For most of his life and mine, my dad, Thomas J. Barber, was a mechanical engineer. He spent years studying the problems and possibilities of human flight and space travel, designing engines that could propel machines and humans into the ether. During his career, he collaborated often with the Johns Hopkins Applied Physics Lab and has a professorship of physics and astronomy named after him.
But like most kids, I was more interested in the Red Sox than fluid dynamics and would rather throw around a baseball on the weekends than build the model rocket Dad picked up at the store. We still have our differences—his phone lights up with news alerts from NASA while I prefer my daily ESPN updates—but my father and I have a great relationship these days. And as he's gotten older, his bucket list has slowly become my bucket list, and we've spent the last few years striking through items together.
Despite his professional expertise and accomplishments, Dad had never been to a space launch.
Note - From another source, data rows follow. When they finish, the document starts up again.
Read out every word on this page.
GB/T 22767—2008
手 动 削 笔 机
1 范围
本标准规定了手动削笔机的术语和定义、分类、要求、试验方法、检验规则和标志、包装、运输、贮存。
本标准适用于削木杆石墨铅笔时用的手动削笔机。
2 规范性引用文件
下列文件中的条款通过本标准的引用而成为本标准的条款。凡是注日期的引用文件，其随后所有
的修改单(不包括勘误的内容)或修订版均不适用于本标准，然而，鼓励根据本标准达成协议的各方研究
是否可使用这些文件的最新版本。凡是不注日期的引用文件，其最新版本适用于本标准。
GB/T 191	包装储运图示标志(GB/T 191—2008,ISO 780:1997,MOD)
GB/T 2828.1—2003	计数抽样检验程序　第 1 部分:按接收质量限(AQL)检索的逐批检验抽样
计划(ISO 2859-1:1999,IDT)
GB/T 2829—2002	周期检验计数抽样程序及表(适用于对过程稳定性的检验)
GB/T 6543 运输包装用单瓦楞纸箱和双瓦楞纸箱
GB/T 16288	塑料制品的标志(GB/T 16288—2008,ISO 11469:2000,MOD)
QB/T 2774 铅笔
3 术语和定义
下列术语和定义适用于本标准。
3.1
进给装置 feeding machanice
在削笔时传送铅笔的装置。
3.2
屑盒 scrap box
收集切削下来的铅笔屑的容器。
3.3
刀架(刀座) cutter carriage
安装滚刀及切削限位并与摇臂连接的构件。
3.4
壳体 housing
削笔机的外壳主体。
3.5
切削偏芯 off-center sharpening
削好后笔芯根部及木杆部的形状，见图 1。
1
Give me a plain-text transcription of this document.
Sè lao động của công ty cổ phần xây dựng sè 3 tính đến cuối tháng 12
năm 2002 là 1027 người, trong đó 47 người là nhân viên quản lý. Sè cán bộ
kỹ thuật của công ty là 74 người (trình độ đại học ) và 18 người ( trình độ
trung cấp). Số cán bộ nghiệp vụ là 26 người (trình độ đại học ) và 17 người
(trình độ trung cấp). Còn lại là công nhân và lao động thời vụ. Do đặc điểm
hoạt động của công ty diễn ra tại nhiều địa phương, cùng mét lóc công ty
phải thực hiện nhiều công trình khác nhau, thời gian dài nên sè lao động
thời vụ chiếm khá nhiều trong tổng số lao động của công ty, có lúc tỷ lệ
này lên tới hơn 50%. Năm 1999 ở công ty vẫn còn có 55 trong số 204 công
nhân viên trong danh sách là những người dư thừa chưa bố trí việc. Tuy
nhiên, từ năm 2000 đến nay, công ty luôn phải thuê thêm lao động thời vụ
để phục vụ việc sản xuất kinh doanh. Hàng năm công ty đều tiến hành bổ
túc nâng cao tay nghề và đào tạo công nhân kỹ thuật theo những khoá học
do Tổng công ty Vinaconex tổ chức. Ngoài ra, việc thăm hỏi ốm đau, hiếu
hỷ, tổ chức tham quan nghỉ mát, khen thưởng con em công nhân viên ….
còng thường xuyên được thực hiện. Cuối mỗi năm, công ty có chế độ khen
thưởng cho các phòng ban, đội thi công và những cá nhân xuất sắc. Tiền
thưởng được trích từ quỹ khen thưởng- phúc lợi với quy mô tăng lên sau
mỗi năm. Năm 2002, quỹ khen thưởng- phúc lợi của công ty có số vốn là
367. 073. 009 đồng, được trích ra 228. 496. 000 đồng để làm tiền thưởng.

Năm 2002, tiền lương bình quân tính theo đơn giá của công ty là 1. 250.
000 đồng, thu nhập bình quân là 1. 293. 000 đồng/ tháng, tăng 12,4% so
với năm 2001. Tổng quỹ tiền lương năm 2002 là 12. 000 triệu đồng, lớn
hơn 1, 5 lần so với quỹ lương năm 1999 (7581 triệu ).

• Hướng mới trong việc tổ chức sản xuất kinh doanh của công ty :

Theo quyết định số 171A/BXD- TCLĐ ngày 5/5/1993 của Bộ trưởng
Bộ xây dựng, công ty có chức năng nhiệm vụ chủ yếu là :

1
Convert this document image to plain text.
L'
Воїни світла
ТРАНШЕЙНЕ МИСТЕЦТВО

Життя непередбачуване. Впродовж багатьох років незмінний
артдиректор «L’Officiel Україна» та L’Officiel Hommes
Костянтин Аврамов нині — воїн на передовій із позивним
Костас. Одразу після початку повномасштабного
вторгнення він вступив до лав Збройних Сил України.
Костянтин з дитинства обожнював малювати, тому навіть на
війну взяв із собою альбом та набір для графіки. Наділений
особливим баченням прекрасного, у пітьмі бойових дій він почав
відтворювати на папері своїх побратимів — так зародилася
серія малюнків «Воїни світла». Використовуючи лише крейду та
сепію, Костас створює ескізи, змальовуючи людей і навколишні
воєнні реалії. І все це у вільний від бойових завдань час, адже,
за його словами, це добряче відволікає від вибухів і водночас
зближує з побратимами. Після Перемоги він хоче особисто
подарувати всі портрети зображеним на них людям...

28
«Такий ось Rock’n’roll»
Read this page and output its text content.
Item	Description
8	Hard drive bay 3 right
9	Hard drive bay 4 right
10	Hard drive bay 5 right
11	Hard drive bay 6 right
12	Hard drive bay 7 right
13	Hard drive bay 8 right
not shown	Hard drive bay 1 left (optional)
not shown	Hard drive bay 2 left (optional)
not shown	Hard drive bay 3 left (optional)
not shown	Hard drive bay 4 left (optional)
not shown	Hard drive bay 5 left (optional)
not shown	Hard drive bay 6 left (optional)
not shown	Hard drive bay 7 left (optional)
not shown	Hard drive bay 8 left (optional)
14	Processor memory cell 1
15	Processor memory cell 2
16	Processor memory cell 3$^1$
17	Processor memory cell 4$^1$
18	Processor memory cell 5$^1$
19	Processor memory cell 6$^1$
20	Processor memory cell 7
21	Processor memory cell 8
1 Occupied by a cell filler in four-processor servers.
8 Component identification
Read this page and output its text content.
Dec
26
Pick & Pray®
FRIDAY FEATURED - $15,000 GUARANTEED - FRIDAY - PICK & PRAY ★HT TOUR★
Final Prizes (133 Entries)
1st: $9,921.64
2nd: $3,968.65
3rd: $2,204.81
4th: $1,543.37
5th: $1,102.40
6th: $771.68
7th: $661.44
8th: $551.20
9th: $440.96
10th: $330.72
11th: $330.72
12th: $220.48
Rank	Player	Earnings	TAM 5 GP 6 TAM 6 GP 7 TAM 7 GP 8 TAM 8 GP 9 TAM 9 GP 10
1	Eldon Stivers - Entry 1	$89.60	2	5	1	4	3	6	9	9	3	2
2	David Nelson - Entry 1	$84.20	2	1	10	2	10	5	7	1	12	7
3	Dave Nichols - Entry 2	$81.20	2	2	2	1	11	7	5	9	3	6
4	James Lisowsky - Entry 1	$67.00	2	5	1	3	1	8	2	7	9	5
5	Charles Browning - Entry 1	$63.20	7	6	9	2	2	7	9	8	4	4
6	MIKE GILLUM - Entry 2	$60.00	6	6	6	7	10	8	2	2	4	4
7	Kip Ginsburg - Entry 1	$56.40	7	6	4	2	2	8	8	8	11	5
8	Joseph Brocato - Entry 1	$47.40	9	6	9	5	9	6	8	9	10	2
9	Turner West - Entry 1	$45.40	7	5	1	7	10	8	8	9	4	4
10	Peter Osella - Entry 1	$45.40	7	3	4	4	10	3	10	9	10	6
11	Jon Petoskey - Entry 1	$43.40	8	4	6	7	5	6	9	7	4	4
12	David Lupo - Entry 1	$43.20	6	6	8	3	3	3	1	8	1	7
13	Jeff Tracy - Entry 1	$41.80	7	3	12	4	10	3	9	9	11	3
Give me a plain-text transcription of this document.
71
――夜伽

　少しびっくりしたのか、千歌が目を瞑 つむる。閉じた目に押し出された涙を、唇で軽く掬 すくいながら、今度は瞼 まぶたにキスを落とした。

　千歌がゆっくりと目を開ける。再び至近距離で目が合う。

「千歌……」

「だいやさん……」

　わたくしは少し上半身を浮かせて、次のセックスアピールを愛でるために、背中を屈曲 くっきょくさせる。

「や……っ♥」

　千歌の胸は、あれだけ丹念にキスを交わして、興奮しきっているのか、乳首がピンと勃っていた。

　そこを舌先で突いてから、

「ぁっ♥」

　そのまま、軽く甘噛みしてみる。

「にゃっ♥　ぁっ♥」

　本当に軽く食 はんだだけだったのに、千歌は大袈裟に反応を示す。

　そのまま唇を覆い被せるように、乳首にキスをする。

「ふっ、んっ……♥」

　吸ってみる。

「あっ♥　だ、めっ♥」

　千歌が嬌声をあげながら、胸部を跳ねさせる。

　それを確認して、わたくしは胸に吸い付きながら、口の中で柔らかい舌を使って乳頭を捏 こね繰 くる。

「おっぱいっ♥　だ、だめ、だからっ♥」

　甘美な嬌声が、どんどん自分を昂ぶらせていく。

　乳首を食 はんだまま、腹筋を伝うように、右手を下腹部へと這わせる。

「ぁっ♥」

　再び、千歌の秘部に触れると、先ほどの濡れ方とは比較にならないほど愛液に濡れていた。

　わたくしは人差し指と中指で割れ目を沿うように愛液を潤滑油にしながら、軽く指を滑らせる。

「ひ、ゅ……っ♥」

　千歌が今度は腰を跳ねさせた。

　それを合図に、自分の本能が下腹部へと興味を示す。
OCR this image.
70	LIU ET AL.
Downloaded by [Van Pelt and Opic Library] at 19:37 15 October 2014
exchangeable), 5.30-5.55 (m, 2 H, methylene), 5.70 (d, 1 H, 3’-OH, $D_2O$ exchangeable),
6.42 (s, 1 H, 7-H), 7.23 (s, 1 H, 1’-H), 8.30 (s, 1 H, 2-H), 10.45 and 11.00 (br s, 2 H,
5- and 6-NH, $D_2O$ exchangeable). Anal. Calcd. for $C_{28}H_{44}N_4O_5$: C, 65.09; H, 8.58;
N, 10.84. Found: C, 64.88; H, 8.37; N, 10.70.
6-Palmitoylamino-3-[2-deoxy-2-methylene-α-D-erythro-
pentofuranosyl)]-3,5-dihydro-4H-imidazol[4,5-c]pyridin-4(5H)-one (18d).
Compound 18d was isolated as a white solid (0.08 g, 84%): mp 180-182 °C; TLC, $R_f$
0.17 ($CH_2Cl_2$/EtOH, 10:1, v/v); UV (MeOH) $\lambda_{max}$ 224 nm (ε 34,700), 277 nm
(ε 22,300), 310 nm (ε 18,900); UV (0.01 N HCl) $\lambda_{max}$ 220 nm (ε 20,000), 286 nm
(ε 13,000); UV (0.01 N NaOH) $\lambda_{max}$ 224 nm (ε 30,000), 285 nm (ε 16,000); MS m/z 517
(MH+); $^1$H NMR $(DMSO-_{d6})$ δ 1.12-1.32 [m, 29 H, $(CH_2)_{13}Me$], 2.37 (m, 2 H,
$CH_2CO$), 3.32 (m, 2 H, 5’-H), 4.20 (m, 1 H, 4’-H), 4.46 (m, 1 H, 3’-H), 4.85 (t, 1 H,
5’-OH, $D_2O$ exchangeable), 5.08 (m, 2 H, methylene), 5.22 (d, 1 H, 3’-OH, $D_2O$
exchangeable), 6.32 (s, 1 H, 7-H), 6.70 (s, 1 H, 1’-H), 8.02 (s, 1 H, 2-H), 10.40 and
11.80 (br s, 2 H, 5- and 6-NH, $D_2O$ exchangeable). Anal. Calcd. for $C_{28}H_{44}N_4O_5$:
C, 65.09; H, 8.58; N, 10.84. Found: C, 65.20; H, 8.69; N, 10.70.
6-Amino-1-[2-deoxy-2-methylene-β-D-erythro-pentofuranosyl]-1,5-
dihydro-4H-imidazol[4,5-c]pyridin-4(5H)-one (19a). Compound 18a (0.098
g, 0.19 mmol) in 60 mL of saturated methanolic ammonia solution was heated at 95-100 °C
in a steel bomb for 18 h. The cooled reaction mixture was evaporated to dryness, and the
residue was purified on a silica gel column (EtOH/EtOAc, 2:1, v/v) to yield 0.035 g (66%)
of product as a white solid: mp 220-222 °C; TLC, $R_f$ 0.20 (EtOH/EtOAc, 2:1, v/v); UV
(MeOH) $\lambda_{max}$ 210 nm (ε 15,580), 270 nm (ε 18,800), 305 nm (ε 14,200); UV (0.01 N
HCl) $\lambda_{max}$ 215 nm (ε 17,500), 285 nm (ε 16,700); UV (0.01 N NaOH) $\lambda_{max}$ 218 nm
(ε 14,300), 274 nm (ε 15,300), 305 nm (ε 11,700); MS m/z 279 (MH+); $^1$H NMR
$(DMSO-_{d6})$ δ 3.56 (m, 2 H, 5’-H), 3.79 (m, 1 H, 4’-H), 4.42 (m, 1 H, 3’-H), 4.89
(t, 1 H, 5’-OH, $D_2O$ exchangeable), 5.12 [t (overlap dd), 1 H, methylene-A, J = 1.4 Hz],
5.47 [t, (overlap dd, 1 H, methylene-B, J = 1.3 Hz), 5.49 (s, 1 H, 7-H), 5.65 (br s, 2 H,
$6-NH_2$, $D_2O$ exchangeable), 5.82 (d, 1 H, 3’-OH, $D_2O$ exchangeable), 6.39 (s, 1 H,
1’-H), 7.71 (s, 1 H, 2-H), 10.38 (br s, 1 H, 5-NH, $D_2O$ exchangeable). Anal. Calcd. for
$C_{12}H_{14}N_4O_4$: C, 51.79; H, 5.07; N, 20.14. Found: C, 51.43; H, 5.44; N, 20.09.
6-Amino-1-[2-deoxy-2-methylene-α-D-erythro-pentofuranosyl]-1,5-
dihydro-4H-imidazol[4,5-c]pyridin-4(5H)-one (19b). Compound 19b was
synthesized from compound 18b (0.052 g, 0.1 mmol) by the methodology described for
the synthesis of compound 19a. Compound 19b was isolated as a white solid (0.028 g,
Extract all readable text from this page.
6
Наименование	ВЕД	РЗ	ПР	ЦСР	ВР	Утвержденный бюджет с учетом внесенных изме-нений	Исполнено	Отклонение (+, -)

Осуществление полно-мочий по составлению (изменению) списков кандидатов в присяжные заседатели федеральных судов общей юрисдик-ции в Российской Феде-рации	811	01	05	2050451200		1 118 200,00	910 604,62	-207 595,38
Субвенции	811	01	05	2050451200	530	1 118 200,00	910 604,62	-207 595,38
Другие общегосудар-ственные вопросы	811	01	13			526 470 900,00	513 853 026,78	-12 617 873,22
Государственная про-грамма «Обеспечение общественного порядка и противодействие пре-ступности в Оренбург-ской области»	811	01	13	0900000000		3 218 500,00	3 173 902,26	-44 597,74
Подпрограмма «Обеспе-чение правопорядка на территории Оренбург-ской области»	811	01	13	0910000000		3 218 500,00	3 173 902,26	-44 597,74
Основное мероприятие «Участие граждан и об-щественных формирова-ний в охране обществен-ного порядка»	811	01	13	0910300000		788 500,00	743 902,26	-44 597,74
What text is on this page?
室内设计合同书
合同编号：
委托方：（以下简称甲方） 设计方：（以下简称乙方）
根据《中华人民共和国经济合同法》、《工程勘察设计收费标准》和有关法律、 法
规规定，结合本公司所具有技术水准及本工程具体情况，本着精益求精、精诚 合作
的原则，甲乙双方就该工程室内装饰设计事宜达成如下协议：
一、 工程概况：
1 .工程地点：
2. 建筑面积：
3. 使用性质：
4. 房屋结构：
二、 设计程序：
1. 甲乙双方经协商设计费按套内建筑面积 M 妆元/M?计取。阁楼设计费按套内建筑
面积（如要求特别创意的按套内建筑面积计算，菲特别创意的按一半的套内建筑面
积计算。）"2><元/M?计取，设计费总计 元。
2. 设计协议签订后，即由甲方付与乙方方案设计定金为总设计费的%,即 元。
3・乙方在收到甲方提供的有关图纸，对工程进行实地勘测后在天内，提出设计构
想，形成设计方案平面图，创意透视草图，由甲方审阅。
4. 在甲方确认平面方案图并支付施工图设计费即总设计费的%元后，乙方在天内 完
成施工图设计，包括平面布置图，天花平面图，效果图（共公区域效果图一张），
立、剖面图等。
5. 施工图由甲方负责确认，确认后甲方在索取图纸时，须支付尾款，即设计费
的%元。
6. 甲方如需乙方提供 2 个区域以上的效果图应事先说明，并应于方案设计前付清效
So when I was invited to the August liftoff of NASA's Parker Solar Probe, it was a given that I, in turn, would invite my father. The Parker Solar Probe isn't just any old spacecraft—it will fly closer to the sun's surface than any probe before it, coming within 4 million miles of our fiery star and enduring brutal temperatures of up to 2,500 degrees. NASA scientists hope that the information the PSP gathers will revolutionize our understanding of the sun.
Our day in Cape Canaveral was a beautiful blur. We toured the labyrinthine facilities of NASA and were allowed an up-close view of the probe's enormous rocket, among the most powerful ever built. We had the honor of shaking the hand of Eugene Parker, the probe's namesake and one of the most brilliant astrophysicists of our time.
After dinner and a few restless hours of sleep, we were shuttled to a nearby research building where we could watch the launch from a safe distance. At 1:30 a.m., the launch window officially opened. Countdowns began. Countdowns were scrapped. The probe was going. The probe was not going. I couldn't help but look around at the worried faces of the people who had spent years working toward this one, fraught moment.
The probe and its rocket would erupt from the shores of Florida in the darkness of the following morning, by the time Dad and I were home in the Northeast, back to our daily grind. We watched it ascend into space the easy way—on the DVR.